R.: Sim, em muitas paróquias sim. Apesar de que há muitos católicos heterossexuais que não seguem todos os ensinamentos da igreja (controle de natalidade, divórcio, fecundação in vitro) e muitos que não seguem os ensinamentos básicos do Evangelho (perdoar, cuidar dos pobres, ser amáveis e misericordiosos), contudo, no geral são bem-vindos na paróquia.

 

Quando foi a última vez que a uma pessoa heterossexual não lhe foram dadas as boas-vindas numa paróquia por não ajudar os pobres? E esse é um ensinamento fundamental de Jesus. Contudo, a pessoa LGBT é a única que é chamada de «pecadora». É assim que são tratadas e sentem-se como católicos de segunda classe, quando na realidade, como católicos batizados, fazem tanto parte da igreja como o Papa, o seu bispo ou eu.

 

P.: Oiço muitas pessoas dizerem que as suas palavras causam confusão nos fiéis. Alguma vez viu alguém confuso?

 

R.: A maioria das pessoas que estão confusas com as minhas palavras são aquelas que não escutam, ou não leram os meus livros. Frequentemente condenam-me por coisas que nunca disse e por posições que nunca tomei. Por exemplo, não há nada no meu livro «Construir uma Ponte» que vá contra qualquer ensinamento católico. Foi aprovado pelos meus superiores jesuítas, teve o aval de cardeais, arcebispos e bispos e, inclusive, fui convidado pelo Vaticano para o Encontro Mundial das Famílias.

 

O livro aborda basicamente como tratar as pessoas LGBT com «respeito, compaixão e delicadeza», tal como afirma o Catecismo. E ainda, de forma mais básica, como tratá-las com amor, como disse Jesus. Isso está no cerne dos evangelhos. Porém, os evangelhos também confundem as pessoas.

 

P.: Por último, não posso deixar de perguntar-lhe pelos abusos sexuais de menores. Algumas vozes eclesiais estabelecem um paralelismo entre a sexualidade e a pederastia...

 

R.: Isso é falso e baseado num falso estereotipo. A homossexualidade não leva à pedofilia. Como o sabemos?
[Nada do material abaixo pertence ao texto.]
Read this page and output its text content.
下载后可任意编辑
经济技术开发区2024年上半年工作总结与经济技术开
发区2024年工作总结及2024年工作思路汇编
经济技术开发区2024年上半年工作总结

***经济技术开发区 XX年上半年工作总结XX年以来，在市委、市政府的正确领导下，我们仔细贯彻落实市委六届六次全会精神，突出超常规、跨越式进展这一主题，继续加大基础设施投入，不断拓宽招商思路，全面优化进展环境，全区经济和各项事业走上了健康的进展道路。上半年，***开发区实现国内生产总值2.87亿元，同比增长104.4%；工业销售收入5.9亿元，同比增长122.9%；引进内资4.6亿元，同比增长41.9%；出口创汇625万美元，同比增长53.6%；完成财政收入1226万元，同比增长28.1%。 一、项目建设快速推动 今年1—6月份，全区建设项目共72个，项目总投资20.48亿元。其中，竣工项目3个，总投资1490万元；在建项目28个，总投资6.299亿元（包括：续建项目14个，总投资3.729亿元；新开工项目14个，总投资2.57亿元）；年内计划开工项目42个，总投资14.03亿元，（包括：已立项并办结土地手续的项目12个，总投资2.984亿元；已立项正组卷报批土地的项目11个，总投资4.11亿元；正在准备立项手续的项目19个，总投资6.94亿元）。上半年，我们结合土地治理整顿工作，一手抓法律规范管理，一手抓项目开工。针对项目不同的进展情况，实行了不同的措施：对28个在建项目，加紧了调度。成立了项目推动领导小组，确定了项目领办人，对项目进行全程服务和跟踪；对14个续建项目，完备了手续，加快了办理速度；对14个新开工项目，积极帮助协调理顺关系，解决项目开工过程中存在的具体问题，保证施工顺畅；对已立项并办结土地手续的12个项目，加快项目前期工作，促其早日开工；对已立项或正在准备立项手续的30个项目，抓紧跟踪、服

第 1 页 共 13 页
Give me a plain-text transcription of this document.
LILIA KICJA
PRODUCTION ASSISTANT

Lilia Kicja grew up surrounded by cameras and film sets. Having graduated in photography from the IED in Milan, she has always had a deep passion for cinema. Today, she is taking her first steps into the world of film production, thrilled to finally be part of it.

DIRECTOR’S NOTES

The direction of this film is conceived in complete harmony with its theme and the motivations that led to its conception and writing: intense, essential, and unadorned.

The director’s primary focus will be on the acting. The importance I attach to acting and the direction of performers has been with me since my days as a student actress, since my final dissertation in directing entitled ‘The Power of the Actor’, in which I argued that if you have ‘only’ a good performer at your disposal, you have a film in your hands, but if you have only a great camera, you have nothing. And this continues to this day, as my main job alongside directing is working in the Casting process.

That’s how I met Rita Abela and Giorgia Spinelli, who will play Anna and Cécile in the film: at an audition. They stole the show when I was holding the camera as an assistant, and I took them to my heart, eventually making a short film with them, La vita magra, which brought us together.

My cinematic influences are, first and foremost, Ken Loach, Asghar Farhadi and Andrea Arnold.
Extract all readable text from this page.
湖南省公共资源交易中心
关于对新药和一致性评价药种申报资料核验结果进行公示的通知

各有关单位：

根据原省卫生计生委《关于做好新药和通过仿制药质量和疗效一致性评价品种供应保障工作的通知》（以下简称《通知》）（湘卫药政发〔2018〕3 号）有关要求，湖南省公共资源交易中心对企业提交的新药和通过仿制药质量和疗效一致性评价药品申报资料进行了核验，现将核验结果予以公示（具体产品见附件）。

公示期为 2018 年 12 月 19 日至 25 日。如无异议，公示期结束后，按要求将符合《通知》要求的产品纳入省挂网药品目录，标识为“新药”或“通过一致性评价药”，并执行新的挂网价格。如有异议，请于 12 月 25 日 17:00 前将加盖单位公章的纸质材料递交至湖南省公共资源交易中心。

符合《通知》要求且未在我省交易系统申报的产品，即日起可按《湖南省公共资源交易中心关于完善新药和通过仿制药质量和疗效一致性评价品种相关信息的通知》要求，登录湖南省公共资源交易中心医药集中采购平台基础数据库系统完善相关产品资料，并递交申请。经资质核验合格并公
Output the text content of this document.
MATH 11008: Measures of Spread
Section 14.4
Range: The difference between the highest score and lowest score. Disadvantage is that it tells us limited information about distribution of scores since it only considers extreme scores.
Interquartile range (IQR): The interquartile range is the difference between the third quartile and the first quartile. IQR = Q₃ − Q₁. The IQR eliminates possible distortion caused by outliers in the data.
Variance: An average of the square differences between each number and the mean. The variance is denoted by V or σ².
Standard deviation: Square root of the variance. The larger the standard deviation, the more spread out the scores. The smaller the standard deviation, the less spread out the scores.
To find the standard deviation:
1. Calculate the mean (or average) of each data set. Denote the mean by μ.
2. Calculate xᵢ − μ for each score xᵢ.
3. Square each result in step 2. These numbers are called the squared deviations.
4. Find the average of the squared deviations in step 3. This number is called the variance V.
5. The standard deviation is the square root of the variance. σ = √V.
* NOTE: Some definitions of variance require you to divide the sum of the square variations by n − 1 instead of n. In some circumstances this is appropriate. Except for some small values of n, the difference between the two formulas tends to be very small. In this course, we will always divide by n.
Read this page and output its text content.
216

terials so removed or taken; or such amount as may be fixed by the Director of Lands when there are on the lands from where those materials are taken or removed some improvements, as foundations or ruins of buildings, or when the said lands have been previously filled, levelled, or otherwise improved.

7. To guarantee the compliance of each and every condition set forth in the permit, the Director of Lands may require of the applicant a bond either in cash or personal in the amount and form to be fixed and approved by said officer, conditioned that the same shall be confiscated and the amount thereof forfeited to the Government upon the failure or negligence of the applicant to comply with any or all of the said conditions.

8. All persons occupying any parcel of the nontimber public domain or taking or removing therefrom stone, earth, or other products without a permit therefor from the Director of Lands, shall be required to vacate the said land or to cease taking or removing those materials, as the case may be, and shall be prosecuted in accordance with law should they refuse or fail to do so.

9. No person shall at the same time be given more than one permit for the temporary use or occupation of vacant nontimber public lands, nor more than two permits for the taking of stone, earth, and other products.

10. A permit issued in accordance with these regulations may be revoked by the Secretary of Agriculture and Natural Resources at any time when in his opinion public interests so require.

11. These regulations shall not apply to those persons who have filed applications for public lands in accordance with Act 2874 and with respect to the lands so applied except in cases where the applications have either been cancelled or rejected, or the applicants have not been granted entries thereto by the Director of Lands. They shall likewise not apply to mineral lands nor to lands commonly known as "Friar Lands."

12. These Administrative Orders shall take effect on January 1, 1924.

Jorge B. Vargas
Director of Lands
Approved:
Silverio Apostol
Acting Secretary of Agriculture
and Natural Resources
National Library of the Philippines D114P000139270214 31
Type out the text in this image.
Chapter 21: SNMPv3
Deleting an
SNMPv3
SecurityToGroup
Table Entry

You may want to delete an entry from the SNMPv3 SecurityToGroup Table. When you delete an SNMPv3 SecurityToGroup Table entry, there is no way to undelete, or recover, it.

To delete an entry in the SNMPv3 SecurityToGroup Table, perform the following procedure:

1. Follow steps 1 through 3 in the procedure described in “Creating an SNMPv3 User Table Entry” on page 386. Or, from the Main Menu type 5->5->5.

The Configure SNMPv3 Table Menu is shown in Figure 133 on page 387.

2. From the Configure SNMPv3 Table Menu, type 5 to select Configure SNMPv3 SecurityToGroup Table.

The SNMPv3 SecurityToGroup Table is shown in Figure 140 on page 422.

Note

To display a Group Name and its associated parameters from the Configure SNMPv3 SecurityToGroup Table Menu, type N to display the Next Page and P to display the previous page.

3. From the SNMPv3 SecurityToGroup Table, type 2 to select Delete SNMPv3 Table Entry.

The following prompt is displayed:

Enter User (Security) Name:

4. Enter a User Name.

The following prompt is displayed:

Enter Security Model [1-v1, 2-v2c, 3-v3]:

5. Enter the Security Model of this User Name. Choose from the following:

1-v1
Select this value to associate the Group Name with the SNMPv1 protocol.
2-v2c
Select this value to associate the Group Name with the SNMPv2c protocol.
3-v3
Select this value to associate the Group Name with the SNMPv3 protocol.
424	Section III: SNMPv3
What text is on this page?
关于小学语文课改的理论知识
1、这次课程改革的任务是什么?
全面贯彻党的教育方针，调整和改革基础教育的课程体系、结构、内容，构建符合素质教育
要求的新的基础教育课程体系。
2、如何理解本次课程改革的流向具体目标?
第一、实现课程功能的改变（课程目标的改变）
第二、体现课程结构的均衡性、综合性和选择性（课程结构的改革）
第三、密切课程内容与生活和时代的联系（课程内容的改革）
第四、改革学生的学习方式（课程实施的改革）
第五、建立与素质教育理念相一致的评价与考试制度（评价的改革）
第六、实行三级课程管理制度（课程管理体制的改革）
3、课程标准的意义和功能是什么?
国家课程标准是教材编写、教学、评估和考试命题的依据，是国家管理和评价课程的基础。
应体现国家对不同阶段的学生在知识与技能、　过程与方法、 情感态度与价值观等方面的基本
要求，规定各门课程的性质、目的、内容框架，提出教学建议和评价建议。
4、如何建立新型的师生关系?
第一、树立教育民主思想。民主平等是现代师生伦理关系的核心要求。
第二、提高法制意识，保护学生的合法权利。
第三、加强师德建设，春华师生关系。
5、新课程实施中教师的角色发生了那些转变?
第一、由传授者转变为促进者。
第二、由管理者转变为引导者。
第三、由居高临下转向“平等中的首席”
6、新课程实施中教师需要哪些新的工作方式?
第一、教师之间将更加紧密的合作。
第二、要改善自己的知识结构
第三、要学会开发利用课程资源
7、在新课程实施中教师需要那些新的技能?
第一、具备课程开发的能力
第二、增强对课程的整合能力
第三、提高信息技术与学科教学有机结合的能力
Não somente através da investigação de psiquiatras, psicólogos e sociólogos, mas também através dos exemplos de muitas pessoas LGBT que não são abusadoras. Para além disso, devemos recordar o exemplo dos muitos sacerdotes homossexuais que vivem com integridade as suas promessas de celibato; e os muitos membros homossexuais de ordens religiosas, tanto homens como mulheres, que vivem com integridade os seus votos de castidade.

 

Certamente, a grande maioria dos casos de abuso foram de homens que se aproveitaram de crianças. Porém, isso não significa que a maioria, ou mesmo muitos, dos sacerdotes homossexuais sejam abusadores. As razões pelas quais não vemos exemplos públicos de sacerdotes gays sãos, celibatários e castos são duas: os seus bispos ou superiores religiosos pedem-lhes que não falem sobre a sua sexualidade e por medo de o fazer em público, no ambiente venenoso no qual vivemos. Portanto, o único exemplo público do sacerdote gay é o abusador. O estereotipo realmente tem que terminar. A homossexualidade não leva à pedofilia.